On the ligand binding side, [we get] better, more directive antibody raising and really understand that with more finesse of assays – a combined assay – [we can use] really targeted assays for [better] understanding [of] the immune response of the host body, maybe a rat or a mouse or dog, and then through computational sources [we can] model a better, less immunogenic ADC. Those are technologies that are up and coming and utilized with the start of various AI characterizations to really spearhead that and get better targets to have more efficient and successful ADCs.

[17:09] Emma Hall: Thank you so much, Daniel. Are there any new projects you can share with us that you’re excited for at QPS in the Netherlands?

[17:15] Daniel Schulz-Jander: Yes. My horizon is obviously focused on mass spectrometry. We expand and look into other modalities where the mass spectrometer is helpful. If it flies and hasn’t charged to mass to charge ratio, we will look for it, so to speak. Oligonucleotides have been in the news quite a bit, and so we work with our sponsors to support them with those kinds of assays. We look at multifunctional ADCs and bispecific antibodies to characterize those and monitor them with metric assays to get the support that they need.

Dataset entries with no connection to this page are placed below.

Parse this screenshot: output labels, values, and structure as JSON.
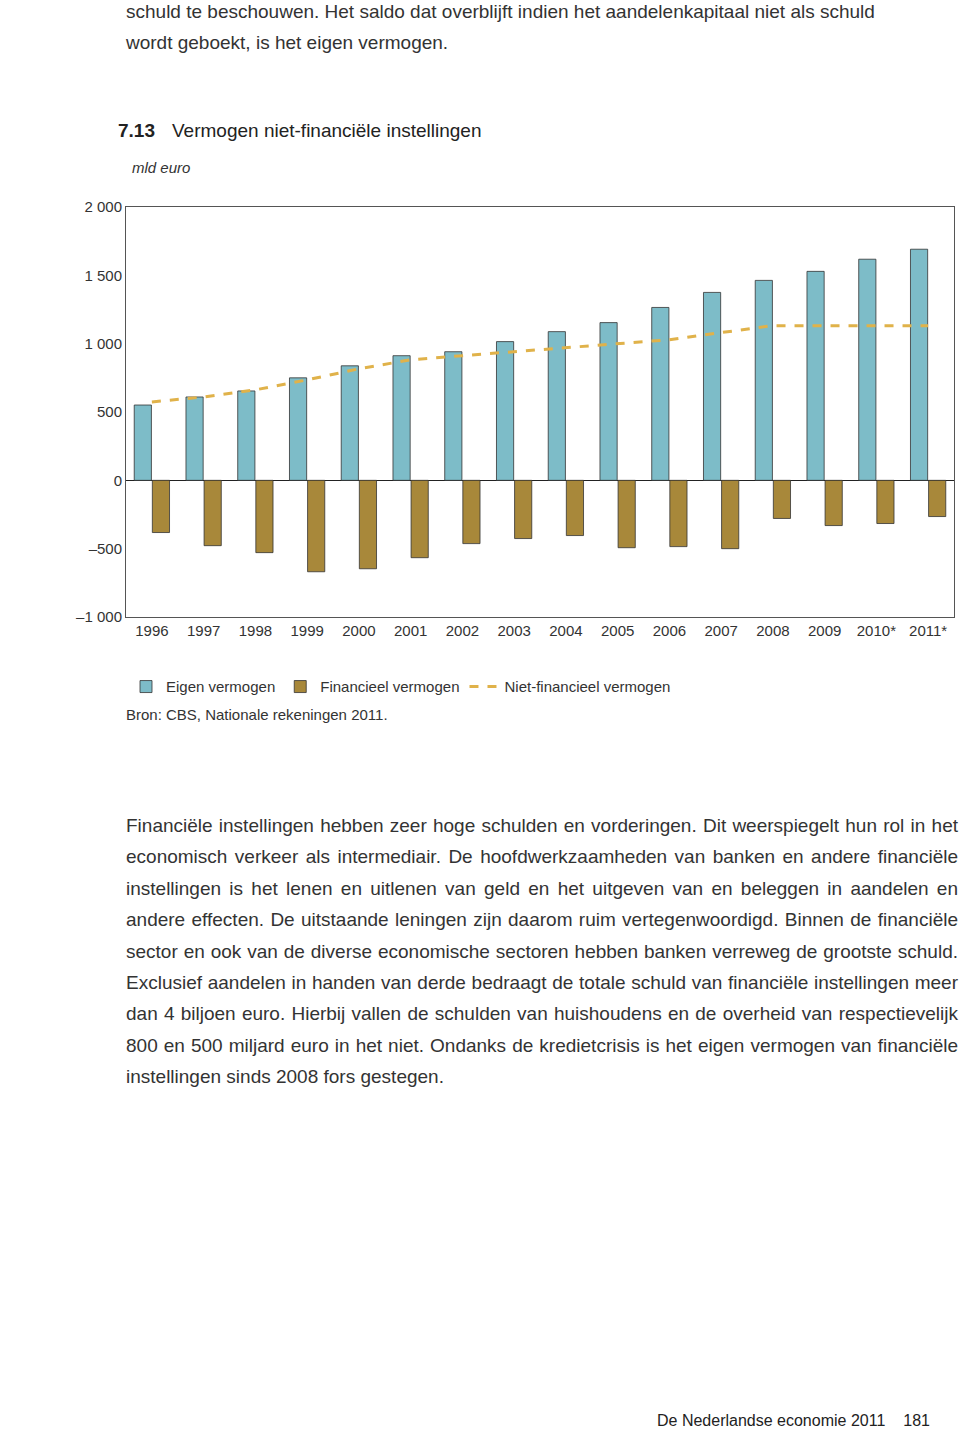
{
  "document": {
    "intro": [
      "schuld te beschouwen. Het saldo dat overblijft indien het aandelenkapitaal niet als schuld",
      "wordt geboekt, is het eigen vermogen."
    ],
    "figure_number": "7.13",
    "source": "Bron: CBS, Nationale rekeningen 2011.",
    "body": "Financiële instellingen hebben zeer hoge schulden en vorderingen. Dit weerspiegelt hun rol in het economisch verkeer als intermediair. De hoofdwerkzaamheden van banken en andere financiële instellingen is het lenen en uitlenen van geld en het uitgeven van en beleggen in aandelen en andere effecten. De uitstaande leningen zijn daarom ruim vertegenwoordigd. Binnen de financiële sector en ook van de diverse economische sectoren hebben banken verreweg de grootste schuld. Exclusief aandelen in handen van derde bedraagt de totale schuld van financiële instellingen meer dan 4 biljoen euro. Hierbij vallen de schulden van huishoudens en de overheid van respectievelijk 800 en 500 miljard euro in het niet. Ondanks de kredietcrisis is het eigen vermogen van financiële instellingen sinds 2008 fors gestegen.",
    "footer": "De Nederlandse economie 2011",
    "page_number": "181"
  },
  "chart_data": {
    "type": "bar",
    "title": "Vermogen niet-financiële instellingen",
    "y_label": "mld euro",
    "categories": [
      "1996",
      "1997",
      "1998",
      "1999",
      "2000",
      "2001",
      "2002",
      "2003",
      "2004",
      "2005",
      "2006",
      "2007",
      "2008",
      "2009",
      "2010*",
      "2011*"
    ],
    "series": [
      {
        "name": "Eigen vermogen",
        "type": "bar",
        "color": "#7dbcc8",
        "values": [
          551,
          610,
          654,
          750,
          838,
          912,
          941,
          1015,
          1088,
          1154,
          1265,
          1375,
          1463,
          1529,
          1618,
          1691
        ]
      },
      {
        "name": "Financieel vermogen",
        "type": "bar",
        "color": "#a8883a",
        "values": [
          -382,
          -478,
          -529,
          -669,
          -647,
          -566,
          -463,
          -426,
          -404,
          -493,
          -485,
          -500,
          -279,
          -331,
          -316,
          -265
        ]
      },
      {
        "name": "Niet-financieel vermogen",
        "type": "line",
        "color": "#e0b24a",
        "line_style": "dashed",
        "values": [
          574,
          610,
          662,
          735,
          816,
          882,
          912,
          941,
          971,
          1000,
          1029,
          1081,
          1132,
          1132,
          1132,
          1132
        ]
      }
    ],
    "ylim": [
      -1000,
      2000
    ],
    "yticks": [
      {
        "value": -1000,
        "label": "–1 000"
      },
      {
        "value": -500,
        "label": "–500"
      },
      0,
      500,
      {
        "value": 1000,
        "label": "1 000"
      },
      {
        "value": 1500,
        "label": "1 500"
      },
      {
        "value": 2000,
        "label": "2 000"
      }
    ],
    "grid": false,
    "legend": "bottom"
  }
}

We are expanding in larger molecules in a very distinct way and also providing helpful data to interpret unexpected metabolism modifications that a sponsor may see in one species over another or to help them characterize metabolism, which we are just getting into and we’re very excited about.

[18:24] Emma Hall: Amazing. Thank you so much. The expansion sounds very exciting, and it seems that you have a lot to look forward to.

Daniel Schulz-Jander: Indeed. Lots of busy times.

Emma Hall: Thank you very much for sharing your experience and insights with us, Daniel. It was a pleasure to speak with you today.

Daniel Schulz-Jander: Thank you so much for giving me the opportunity to share some of our experiences with you, and [I’m] looking forward to hearing the final product.